According to North Carolina Extension Horticultural Specialist Jeanine M. Davis, ramps can be transplanted and cultivated from seed at much lower elevations. Apparently, it takes some effort to germinate seeds when climes are warmer than ideal, but it can be done.
And once a good patch is established, it supposedly requires little maintenance. Jeanine recommends the book Having Your Ramps and Eating Them Too by the "Johnny Appleseed of Ramps" for more info on cultivating ramps.
Ramps are only in season for a month or so, but, for us, getting them is only half the problem. I usually come back from a good ramping trip with several pounds: enough for us to eat fresh before they go bad with a little extra to keep for eating later (I rarely go digging more than once a season unless I come home with a particularly light harvest).
Both leaves and bulbs can be eaten and both are delicious. They're best used fresh, but both can be put away for eating later in the year.

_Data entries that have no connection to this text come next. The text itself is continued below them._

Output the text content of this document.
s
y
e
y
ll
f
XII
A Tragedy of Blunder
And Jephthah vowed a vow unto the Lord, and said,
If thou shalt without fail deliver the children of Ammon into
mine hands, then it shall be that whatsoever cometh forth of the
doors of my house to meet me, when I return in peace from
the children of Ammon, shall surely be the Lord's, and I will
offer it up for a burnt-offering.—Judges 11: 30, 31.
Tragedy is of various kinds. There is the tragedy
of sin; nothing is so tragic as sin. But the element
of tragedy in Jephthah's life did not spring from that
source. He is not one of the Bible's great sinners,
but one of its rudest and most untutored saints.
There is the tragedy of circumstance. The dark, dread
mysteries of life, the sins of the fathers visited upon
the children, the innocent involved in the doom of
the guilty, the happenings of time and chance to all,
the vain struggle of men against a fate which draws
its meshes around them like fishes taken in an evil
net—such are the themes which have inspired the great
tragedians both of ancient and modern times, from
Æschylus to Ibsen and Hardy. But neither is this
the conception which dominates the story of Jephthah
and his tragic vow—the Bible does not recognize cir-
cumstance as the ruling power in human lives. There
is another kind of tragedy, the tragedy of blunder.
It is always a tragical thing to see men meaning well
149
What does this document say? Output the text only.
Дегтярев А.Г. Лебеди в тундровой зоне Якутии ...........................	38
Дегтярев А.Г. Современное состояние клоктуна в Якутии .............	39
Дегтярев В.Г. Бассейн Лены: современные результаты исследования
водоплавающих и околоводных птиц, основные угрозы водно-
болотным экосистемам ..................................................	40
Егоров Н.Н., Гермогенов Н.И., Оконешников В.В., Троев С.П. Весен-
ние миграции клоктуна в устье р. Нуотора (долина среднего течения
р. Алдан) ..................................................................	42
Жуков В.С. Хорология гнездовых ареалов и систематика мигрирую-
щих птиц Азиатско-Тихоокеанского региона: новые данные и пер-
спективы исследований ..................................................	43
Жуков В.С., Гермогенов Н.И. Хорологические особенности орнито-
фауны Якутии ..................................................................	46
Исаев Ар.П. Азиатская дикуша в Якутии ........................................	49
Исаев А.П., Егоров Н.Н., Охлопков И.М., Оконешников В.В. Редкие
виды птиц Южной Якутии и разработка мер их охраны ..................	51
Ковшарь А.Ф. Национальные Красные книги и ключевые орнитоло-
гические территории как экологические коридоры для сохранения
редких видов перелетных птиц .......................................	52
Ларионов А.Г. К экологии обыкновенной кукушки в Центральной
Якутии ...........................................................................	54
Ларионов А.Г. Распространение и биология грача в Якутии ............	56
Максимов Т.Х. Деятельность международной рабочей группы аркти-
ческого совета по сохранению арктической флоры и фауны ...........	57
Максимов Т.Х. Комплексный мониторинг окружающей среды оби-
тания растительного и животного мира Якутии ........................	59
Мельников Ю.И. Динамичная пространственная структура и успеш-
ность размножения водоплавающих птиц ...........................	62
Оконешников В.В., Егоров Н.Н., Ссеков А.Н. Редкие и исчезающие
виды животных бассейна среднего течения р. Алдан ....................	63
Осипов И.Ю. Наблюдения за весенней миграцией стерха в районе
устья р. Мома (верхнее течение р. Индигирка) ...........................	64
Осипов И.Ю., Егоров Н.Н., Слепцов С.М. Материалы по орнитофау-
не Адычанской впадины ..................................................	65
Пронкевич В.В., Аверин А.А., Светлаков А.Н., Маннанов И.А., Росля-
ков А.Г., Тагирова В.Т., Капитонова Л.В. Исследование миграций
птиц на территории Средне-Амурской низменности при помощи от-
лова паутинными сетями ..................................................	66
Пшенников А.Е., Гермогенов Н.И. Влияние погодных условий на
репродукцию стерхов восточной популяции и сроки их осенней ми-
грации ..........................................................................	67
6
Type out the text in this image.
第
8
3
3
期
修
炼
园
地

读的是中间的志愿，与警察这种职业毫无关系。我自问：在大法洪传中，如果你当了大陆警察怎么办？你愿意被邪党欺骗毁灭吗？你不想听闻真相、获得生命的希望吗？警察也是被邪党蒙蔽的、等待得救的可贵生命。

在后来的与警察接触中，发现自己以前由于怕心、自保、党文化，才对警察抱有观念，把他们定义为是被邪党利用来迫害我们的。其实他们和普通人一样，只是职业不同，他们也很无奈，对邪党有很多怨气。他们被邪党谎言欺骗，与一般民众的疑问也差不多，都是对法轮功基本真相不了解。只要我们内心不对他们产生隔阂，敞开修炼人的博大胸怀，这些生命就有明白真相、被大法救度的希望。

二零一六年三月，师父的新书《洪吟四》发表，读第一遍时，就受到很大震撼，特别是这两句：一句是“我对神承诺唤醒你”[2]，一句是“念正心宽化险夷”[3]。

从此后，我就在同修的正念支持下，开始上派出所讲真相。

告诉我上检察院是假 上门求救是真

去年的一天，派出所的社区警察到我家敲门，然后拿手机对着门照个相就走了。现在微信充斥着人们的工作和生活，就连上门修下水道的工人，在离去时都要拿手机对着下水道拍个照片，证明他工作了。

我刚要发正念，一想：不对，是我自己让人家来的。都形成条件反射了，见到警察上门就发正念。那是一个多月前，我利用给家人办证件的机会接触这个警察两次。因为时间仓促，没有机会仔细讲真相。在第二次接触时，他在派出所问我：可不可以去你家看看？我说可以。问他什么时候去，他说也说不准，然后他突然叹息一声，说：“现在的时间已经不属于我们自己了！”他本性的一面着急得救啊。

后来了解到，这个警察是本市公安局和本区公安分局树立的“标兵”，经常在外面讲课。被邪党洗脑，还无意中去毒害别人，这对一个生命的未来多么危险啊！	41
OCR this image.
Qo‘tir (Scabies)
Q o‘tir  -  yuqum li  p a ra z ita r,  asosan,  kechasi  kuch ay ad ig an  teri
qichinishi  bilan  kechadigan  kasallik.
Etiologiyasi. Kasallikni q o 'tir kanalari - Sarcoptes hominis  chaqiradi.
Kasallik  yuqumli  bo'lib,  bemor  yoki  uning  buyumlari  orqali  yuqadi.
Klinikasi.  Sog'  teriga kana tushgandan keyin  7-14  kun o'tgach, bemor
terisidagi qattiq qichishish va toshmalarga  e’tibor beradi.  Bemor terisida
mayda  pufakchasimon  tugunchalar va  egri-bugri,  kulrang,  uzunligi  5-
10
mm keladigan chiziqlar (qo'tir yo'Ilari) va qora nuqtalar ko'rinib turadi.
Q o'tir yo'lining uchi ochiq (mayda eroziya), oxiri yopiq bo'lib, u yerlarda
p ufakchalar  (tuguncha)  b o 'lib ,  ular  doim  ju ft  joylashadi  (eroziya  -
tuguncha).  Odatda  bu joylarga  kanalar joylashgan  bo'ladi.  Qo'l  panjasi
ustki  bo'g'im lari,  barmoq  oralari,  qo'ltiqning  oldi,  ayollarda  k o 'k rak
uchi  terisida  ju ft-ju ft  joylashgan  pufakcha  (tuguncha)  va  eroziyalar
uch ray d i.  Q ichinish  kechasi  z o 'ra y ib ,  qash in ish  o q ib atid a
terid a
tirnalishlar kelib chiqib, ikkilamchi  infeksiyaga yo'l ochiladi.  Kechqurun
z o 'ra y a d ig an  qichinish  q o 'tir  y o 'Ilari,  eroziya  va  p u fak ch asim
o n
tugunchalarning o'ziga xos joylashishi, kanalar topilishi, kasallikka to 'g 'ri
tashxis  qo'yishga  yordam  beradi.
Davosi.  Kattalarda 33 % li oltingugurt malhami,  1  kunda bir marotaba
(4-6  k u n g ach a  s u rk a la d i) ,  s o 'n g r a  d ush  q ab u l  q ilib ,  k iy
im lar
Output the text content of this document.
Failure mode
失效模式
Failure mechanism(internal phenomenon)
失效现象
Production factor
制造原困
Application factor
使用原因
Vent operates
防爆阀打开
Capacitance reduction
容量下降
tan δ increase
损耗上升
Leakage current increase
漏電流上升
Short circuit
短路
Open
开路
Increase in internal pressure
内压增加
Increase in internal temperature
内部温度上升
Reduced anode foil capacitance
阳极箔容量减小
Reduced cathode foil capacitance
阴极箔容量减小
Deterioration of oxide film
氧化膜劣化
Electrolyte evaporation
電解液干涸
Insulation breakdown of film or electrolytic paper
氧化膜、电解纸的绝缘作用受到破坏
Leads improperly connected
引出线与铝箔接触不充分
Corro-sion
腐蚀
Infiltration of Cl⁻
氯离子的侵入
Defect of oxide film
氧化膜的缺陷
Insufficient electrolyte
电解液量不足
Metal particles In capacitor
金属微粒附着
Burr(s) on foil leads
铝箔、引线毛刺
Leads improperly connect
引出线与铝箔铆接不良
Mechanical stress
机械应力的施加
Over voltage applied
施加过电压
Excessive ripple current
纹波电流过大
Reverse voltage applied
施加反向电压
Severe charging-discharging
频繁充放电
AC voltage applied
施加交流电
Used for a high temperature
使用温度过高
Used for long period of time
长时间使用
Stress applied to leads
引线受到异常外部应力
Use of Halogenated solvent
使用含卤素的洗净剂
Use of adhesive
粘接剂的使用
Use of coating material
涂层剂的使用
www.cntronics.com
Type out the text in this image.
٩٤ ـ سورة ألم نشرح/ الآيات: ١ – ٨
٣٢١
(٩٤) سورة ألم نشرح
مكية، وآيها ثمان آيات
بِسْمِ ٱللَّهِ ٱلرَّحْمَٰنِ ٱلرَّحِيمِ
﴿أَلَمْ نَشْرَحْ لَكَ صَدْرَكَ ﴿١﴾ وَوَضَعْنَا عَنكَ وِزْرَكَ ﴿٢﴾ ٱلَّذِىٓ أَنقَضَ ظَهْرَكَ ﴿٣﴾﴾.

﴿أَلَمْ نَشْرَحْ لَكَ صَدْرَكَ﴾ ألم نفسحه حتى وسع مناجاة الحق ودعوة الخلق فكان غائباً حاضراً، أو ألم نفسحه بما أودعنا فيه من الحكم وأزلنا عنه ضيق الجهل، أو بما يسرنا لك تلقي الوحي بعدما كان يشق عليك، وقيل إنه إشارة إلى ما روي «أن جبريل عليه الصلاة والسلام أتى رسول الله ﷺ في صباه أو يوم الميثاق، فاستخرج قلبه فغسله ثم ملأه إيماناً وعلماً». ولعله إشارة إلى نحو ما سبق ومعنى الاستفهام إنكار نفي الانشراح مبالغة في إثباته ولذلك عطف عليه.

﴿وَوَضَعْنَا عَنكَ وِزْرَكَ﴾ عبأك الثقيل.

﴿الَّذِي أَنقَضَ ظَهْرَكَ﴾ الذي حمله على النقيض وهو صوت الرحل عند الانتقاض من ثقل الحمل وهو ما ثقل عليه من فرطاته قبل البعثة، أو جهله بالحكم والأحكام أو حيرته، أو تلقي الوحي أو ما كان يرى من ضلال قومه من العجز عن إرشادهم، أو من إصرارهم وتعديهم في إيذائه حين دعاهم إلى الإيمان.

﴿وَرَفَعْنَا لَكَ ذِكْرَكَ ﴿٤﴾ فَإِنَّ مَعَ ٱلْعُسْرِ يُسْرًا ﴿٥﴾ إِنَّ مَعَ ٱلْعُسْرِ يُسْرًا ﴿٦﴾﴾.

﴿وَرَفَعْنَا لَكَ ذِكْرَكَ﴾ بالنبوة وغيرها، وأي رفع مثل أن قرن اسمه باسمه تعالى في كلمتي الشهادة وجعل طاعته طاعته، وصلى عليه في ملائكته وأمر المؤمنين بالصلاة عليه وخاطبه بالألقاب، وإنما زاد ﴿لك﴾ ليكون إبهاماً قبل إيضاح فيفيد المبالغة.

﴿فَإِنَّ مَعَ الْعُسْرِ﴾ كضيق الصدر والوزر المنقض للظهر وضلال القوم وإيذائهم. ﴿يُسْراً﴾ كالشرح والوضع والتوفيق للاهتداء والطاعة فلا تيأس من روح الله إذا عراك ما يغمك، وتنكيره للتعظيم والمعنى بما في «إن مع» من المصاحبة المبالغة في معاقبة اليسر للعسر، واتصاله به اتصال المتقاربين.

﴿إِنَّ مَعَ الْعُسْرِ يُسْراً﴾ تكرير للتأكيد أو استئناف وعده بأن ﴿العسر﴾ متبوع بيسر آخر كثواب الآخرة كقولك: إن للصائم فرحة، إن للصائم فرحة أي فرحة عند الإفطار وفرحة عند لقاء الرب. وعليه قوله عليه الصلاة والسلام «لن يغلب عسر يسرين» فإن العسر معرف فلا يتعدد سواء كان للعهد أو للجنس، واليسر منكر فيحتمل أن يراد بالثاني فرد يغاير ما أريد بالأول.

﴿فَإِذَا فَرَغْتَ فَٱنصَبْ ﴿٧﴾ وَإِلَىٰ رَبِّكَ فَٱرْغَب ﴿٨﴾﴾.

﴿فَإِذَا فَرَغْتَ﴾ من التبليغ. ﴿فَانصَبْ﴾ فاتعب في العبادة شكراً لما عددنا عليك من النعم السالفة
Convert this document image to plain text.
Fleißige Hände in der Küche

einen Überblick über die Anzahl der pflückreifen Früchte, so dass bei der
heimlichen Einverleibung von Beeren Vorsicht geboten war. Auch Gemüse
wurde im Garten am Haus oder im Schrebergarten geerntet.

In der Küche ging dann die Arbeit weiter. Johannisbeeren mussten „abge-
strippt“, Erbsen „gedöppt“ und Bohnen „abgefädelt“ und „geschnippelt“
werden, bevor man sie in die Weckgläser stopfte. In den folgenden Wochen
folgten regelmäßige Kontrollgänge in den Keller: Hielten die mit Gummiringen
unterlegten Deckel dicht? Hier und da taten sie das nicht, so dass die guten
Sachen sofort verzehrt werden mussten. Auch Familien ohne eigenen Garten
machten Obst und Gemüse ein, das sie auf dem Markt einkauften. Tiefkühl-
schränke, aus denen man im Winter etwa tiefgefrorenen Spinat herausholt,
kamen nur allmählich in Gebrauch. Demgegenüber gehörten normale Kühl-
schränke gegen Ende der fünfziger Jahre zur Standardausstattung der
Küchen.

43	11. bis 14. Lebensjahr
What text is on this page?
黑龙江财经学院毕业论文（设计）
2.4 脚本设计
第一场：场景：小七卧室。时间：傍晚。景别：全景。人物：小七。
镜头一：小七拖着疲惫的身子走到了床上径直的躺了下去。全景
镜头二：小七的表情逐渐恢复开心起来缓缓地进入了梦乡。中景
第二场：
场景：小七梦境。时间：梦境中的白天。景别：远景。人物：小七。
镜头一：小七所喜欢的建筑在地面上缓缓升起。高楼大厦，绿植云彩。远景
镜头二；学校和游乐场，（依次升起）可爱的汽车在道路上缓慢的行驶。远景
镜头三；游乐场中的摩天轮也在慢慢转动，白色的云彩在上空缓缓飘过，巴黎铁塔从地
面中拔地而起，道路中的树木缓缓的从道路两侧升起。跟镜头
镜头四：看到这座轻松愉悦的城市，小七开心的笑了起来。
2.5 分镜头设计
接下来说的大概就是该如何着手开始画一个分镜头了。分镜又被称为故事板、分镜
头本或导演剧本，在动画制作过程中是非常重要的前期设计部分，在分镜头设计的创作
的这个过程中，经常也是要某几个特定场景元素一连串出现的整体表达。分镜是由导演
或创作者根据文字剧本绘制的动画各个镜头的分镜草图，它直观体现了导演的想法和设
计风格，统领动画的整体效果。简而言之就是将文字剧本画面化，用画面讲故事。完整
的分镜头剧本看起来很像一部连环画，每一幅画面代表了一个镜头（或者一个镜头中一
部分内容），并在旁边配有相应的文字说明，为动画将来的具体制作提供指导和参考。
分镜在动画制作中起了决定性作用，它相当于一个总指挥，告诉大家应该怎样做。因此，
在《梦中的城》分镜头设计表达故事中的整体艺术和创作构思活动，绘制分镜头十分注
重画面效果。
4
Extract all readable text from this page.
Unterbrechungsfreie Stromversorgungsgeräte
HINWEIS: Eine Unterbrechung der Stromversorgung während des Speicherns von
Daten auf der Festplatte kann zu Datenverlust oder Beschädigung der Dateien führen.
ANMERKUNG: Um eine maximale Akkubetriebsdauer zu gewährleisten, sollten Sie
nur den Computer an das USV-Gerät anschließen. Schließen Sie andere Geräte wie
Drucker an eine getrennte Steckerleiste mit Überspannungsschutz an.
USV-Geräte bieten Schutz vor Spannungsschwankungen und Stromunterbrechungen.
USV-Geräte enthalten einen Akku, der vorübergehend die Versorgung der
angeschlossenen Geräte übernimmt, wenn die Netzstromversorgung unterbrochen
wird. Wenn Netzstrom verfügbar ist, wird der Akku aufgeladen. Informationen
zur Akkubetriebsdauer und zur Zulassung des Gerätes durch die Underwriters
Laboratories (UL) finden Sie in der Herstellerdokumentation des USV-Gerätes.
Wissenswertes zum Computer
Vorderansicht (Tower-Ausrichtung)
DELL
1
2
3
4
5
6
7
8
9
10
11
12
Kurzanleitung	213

The easiest way to store ramp bulbs is by freezing: Simply cut off the greens, clean the dirt off the bulbs and cut off the roots (if your ramps still have roots). Then spread the bulbs out on a sheet pan or waxed paper so they are not touching and freeze. This prevents them from sticking together.
Once they're frozen, put them in jars or plastic containers, seal tightly and put in the freezer for up to six months. You can also wrap them individually in wax paper and store frozen in sealed jars. They can also be pickled but we don't usually bother.
The greens won't last long fresh and deteriorate when frozen. They can be dried, but they lose a lot of their flavor. We've found the best way to preserve them is by making ramp compound butter (see recipe below). A close second is ramp pesto. Either can be stored in the refrigerator in the short term or frozen for use later.
For short term storage put ramps in the refrigerator as soon as possible. They should be stored uncleaned. If a refrigerator is not immediately available ramps can be kept with the bulbs submerged in a bucket of water and placed in a cool shaded area.
The leaves will start to wilt in the refrigerator after 4 days or so and in the bucket after a day or so depending on temperature.
Ramp bulbs and leaves can be diced and used just as you would use onions, green onions, leeks, chives and garlic, but they are much more potent. They pair well with the following:
chanterelles and other wild mushrooms
stir fried and raw greens
Some folks like to eat ramps raw. I like a little chopped up in a salad, but ramps as a cooked vegetable are a lot more fun. My favorite way to eat them is mixed into venison burgers or in ramp and white cheddar soup. And it's hard to beat ramps and eggs for breakfast.
A few years back, Cindy came across this sweet little book from West Virginia called Mom & Ramps Forever! by Barbara Beury McCallum. There's some fun anecdotal history on ramps in there. It's also a collection of old timey recipes and stand-bys like pickled ramps and ramp champ - mashed potatoes with ramps. Here's one of the recipes... quick and easy and sounds tasty:
"Fry some bacon until crisp, remove the bacon then drain off part of the bacon drippings. Put washed cress into the pan with the water that clings to it. Cook covered, until tender. Garnish with crumpled bacon, finely chopped ramps, and some chopped hard cooked eggs."
Unfortunately, Mom & Ramps Forever! is out of print, but it's a nice one for the collection if you can find it.
1 lb. softened butter
1 to 2 cups ramp greens, chopped
2 Tbls freshly squeezed lemon juice
Combine all ingredients in a food processor until smooth and pack in small containers.
Use just as you would garlic butter.